Schon rollt die nächste Welle an: Milch für die Kinder. Zwar kalt, aber immerhin Milch. Die wollten aber Milo (vergleichbar mit Kaba) in warmer Milch trinken. Na wenigstens ist das „reparierbar“. Das Essen kam dann auch noch, wobei da auch wieder einiges durcheinander war, wobei ich die Details jetzt lieber weglasse. „Aber wo ist denn unser Juice, der stand doch auf der Menükarte drauf?“ fragt meine Frau. „Ja, aber weil wir Milch statt Kaffee für die Kinder bestellt haben, können wir den nicht bringen.“ erklärt man uns. Ich erspare mir die Frage warum denn keiner danach fragt, „ob wir das nicht vielleicht zusätzlich wollen?“, sondern bestelle es und fertig.

Nun, wir sitzten noch am Frühstück und sehen direkt aufs Meer, wobei vorm Speisesaal der Besitzer (Pilot bei der Philippine Airlines) mit seiner Frau (sie managed die Pension) sitzen. Während wir noch so rausschauen, ist wieder der Pinoy mit dem „speziellen Dresscode“ unterwegs: obere Hälfte nackt, untere Hälfte Schlafanzughose. Während ich beobachte, wie denn jetzt die Besitzer auf ihn reagieren, – Nein – die drehen sich weg, als würden sie Nix sehen! Da fällt Dir doch das Gesicht ins Essen! Wäre das gleiche in Deutschland passiert, gäbe es einen Aufschrei – „Rassismus!“. Der Schlafanzugpinoy kann tun und lassen was er will (es traut sich keiner was zu sagen!), hingegen der Foreigner soll seine Badehose wegwerfen und eine neue Badehose kaufen, die auch eine Oma der Provinz als solche erkennt!

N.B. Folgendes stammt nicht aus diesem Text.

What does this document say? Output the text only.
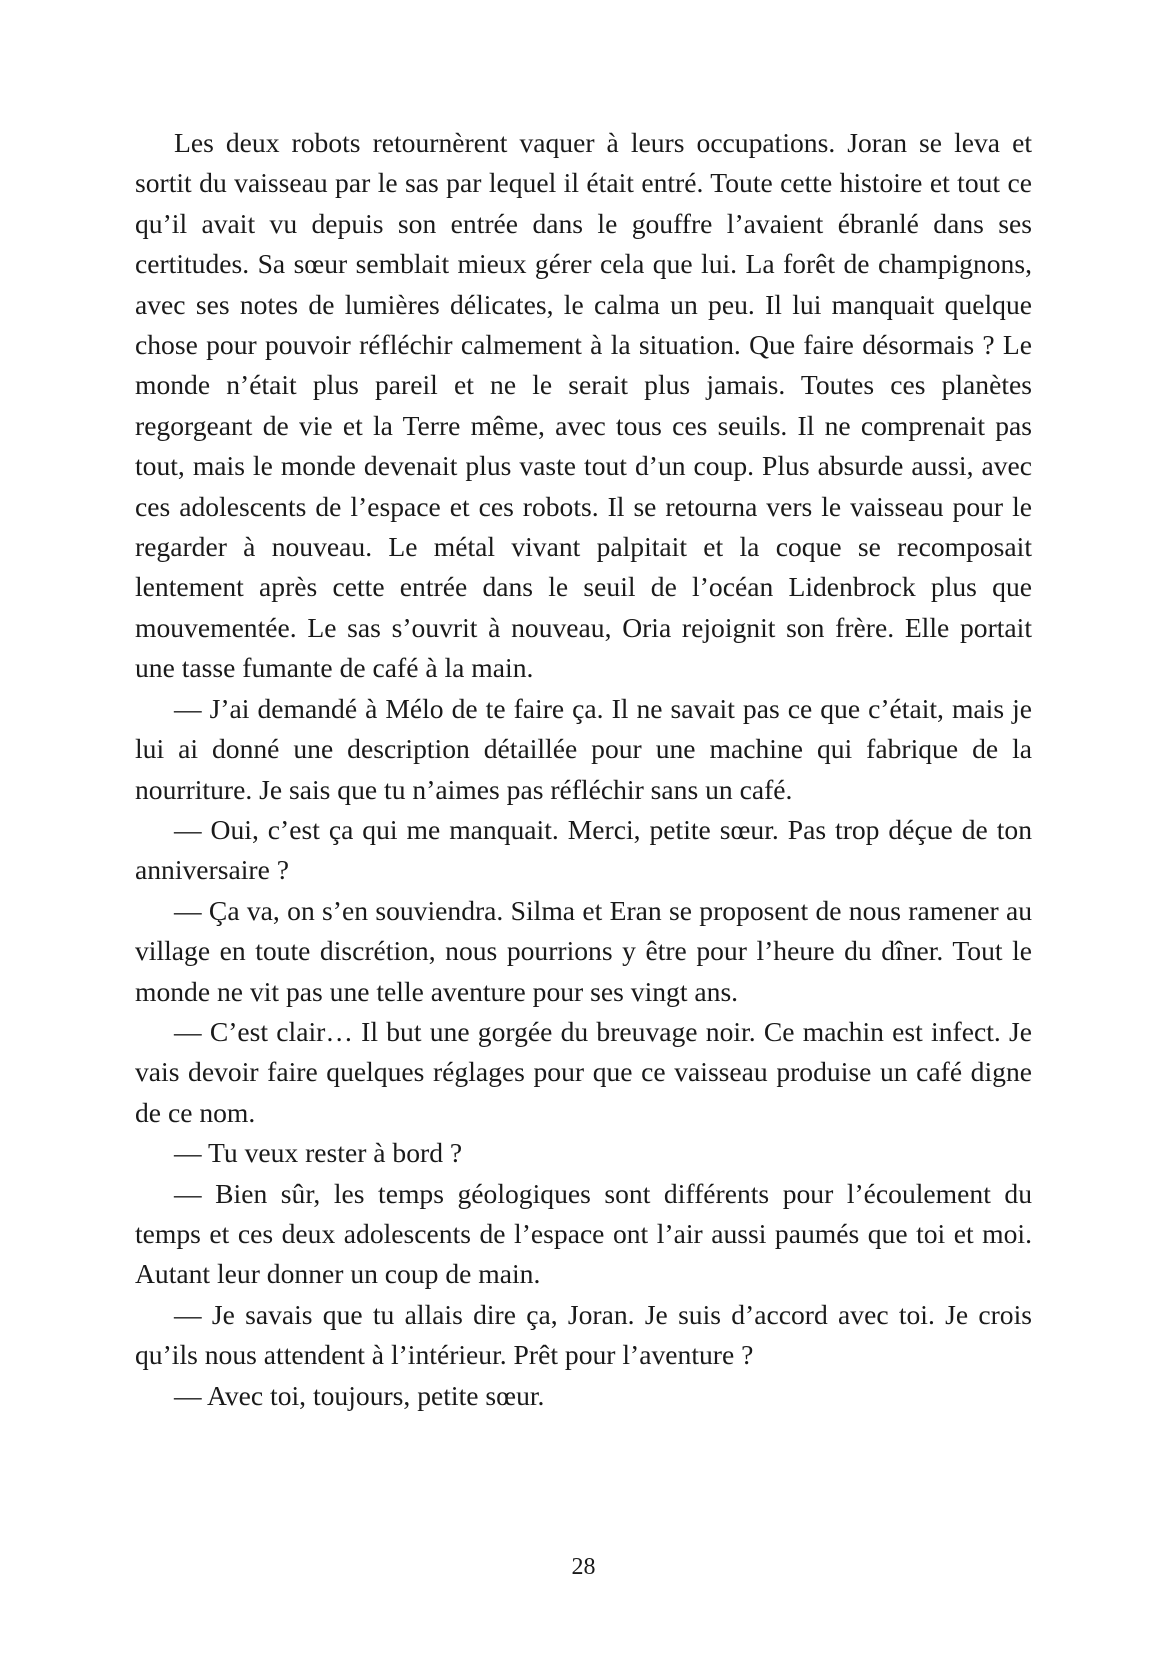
Les deux robots retournèrent vaquer à leurs occupations. Joran se leva et sortit du vaisseau par le sas par lequel il était entré. Toute cette histoire et tout ce qu’il avait vu depuis son entrée dans le gouffre l’avaient ébranlé dans ses certitudes. Sa sœur semblait mieux gérer cela que lui. La forêt de champignons, avec ses notes de lumières délicates, le calma un peu. Il lui manquait quelque chose pour pouvoir réfléchir calmement à la situation. Que faire désormais ? Le monde n’était plus pareil et ne le serait plus jamais. Toutes ces planètes regorgeant de vie et la Terre même, avec tous ces seuils. Il ne comprenait pas tout, mais le monde devenait plus vaste tout d’un coup. Plus absurde aussi, avec ces adolescents de l’espace et ces robots. Il se retourna vers le vaisseau pour le regarder à nouveau. Le métal vivant palpitait et la coque se recomposait lentement après cette entrée dans le seuil de l’océan Lidenbrock plus que mouvementée. Le sas s’ouvrit à nouveau, Oria rejoignit son frère. Elle portait une tasse fumante de café à la main.

— J’ai demandé à Mélo de te faire ça. Il ne savait pas ce que c’était, mais je lui ai donné une description détaillée pour une machine qui fabrique de la nourriture. Je sais que tu n’aimes pas réfléchir sans un café.

— Oui, c’est ça qui me manquait. Merci, petite sœur. Pas trop déçue de ton anniversaire ?

— Ça va, on s’en souviendra. Silma et Eran se proposent de nous ramener au village en toute discrétion, nous pourrions y être pour l’heure du dîner. Tout le monde ne vit pas une telle aventure pour ses vingt ans.

— C’est clair… Il but une gorgée du breuvage noir. Ce machin est infect. Je vais devoir faire quelques réglages pour que ce vaisseau produise un café digne de ce nom.

— Tu veux rester à bord ?

— Bien sûr, les temps géologiques sont différents pour l’écoulement du temps et ces deux adolescents de l’espace ont l’air aussi paumés que toi et moi. Autant leur donner un coup de main.

— Je savais que tu allais dire ça, Joran. Je suis d’accord avec toi. Je crois qu’ils nous attendent à l’intérieur. Prêt pour l’aventure ?

— Avec toi, toujours, petite sœur.

28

Während ich langsam das ganze registriere, meint mein Sohn noch, dass unser „Schlafhosenpinoy“ vor ein paar Minuten im gleichen Dress in den Speisesaal platzte und sich das Bündel Zahnstocher aus dem Ständer krallte und in die Hosentasche steckte. Na sowas sind doch wenigstens kontinuierliche „Wesenszüge“ …

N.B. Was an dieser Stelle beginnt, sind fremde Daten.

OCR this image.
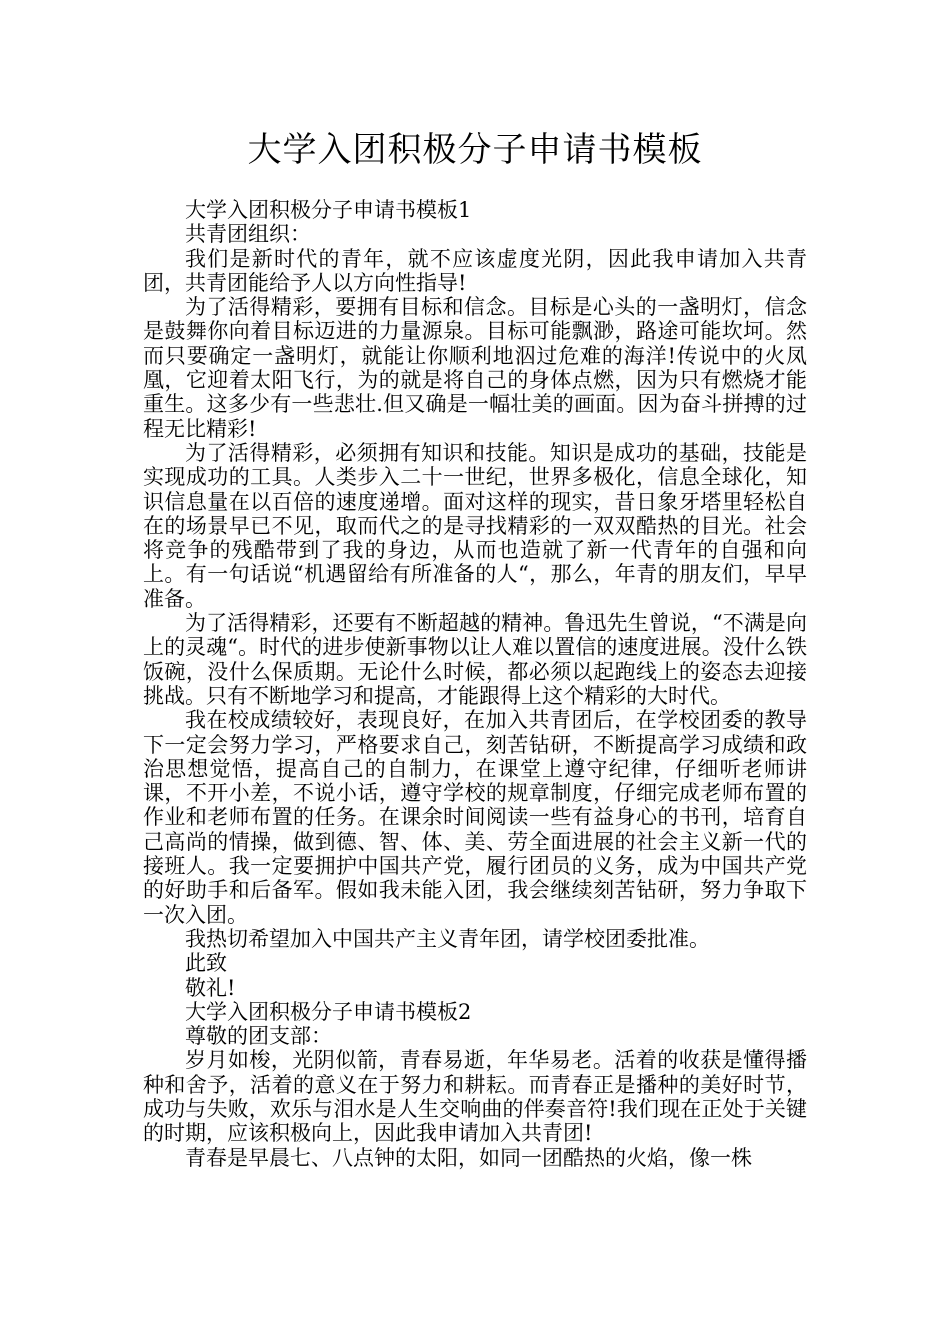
大学入团积极分子申请书模板

大学入团积极分子申请书模板1

共青团组织：

我们是新时代的青年，就不应该虚度光阴，因此我申请加入共青团，共青团能给予人以方向性指导!

为了活得精彩，要拥有目标和信念。目标是心头的一盏明灯，信念是鼓舞你向着目标迈进的力量源泉。目标可能飘渺，路途可能坎坷。然而只要确定一盏明灯，就能让你顺利地泅过危难的海洋!传说中的火凤凰，它迎着太阳飞行，为的就是将自己的身体点燃，因为只有燃烧才能重生。这多少有一些悲壮.但又确是一幅壮美的画面。因为奋斗拼搏的过程无比精彩!

为了活得精彩，必须拥有知识和技能。知识是成功的基础，技能是实现成功的工具。人类步入二十一世纪，世界多极化，信息全球化，知识信息量在以百倍的速度递增。面对这样的现实，昔日象牙塔里轻松自在的场景早已不见，取而代之的是寻找精彩的一双双酷热的目光。社会将竞争的残酷带到了我的身边，从而也造就了新一代青年的自强和向上。有一句话说“机遇留给有所准备的人“，那么，年青的朋友们，早早准备。

为了活得精彩，还要有不断超越的精神。鲁迅先生曾说，“不满是向上的灵魂“。时代的进步使新事物以让人难以置信的速度进展。没什么铁饭碗，没什么保质期。无论什么时候，都必须以起跑线上的姿态去迎接挑战。只有不断地学习和提高，才能跟得上这个精彩的大时代。

我在校成绩较好，表现良好，在加入共青团后，在学校团委的教导下一定会努力学习，严格要求自己，刻苦钻研，不断提高学习成绩和政治思想觉悟，提高自己的自制力，在课堂上遵守纪律，仔细听老师讲课，不开小差，不说小话，遵守学校的规章制度，仔细完成老师布置的作业和老师布置的任务。在课余时间阅读一些有益身心的书刊，培育自己高尚的情操，做到德、智、体、美、劳全面进展的社会主义新一代的接班人。我一定要拥护中国共产党，履行团员的义务，成为中国共产党的好助手和后备军。假如我未能入团，我会继续刻苦钻研，努力争取下一次入团。

我热切希望加入中国共产主义青年团，请学校团委批准。

此致

敬礼!

大学入团积极分子申请书模板2

尊敬的团支部：

岁月如梭，光阴似箭，青春易逝，年华易老。活着的收获是懂得播种和舍予，活着的意义在于努力和耕耘。而青春正是播种的美好时节，成功与失败，欢乐与泪水是人生交响曲的伴奏音符!我们现在正处于关键的时期，应该积极向上，因此我申请加入共青团!

青春是早晨七、八点钟的太阳，如同一团酷热的火焰，像一株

Wir warten auf den Block zum Unterschreiben. Während wir warten und zum Meer hinschauen – toller Ausblick -, sehen wir einen jungen Mann, der sich umschaut wie ein Pinoy-Taxidriver, der mal an die Seite ranfährt, die Autotür aufstellt und beim größten Straßenverkehr in die Natur pinkelt. Nochmal schauen, neee, nicht wie, der steht am Pool und pisst ins Meer! Na da gibts wenigstens Unterhaltungswert beim Frühstück! Als er fertig ist, kommt er vor, läuft ins Haus (an der Toilette vorbei, wobei ich wette, dass er erst mal eine Erklärung braucht wie die funktioniert) holt irgendwelche Mittel zum Poolreinigen und kehrt an seine Stelle des Verbrechens zurück.

Klar dass mein Feedbackbogen das Personal zu einem „Lesewettbewerb“ herausforderte. Trotzdem wollte ich das nicht so stehen lassen und reklamierte per email. Als Antwort bekam ich dann von der Besitzerin u.a. folgenden Satz zurück: „and about the swimwear, my employees made mistakes for doing so, and ‚Stevaro‘ please erase in your mind that Filipinos treated foreigners differently, that is not true,we treated each and everyone fairly,please dont generalised,ok?“

Zu deutsch: die Angestellten machten den Fehler, aber sie und ihr Mann machen das alles richtig und behandeln alle gleich und angemessen. Den Nachsatz empfinde ich dann doch als eine Zumutung. Jetzt bin ich noch daran schuld, dass ich mich ungerecht behandelt fühle … ? Hätte sie das weggelassen und so wie bei den anderen Fehlern auch sich dafür entschuldigt, hätten sie eine weitere Chance verdient.

Schade, schade, … ein so schönes Haus mit engagiertem Personal, das inzwischen sicher schon einiges dazu lernte. Denn die entstandenen Ärgerlichkeiten, deuten für mich schon etwas in die Richtung von „Anfängerfehlern“. Jeder der mich kennt, kann bestätigen dass ich wirklich nicht nachtragend bin und im Zweifel eher das Positive sehe. Deshalb deute ich deren Patzer auch als „verzeihbar“ und die Aufregung ist ohnehin schnell verflogen. Allerdings wollen die ja ausländisches Publikum und da hat man keine lange Anpassungszeit!

Ob aber die Inhaber selbst was lernen oder besser gesagt ihre Einstellung ändern, bezweifle ich sehr. SO, steht dieses Haus jedenfalls für mich künftig auf „ignorieren“.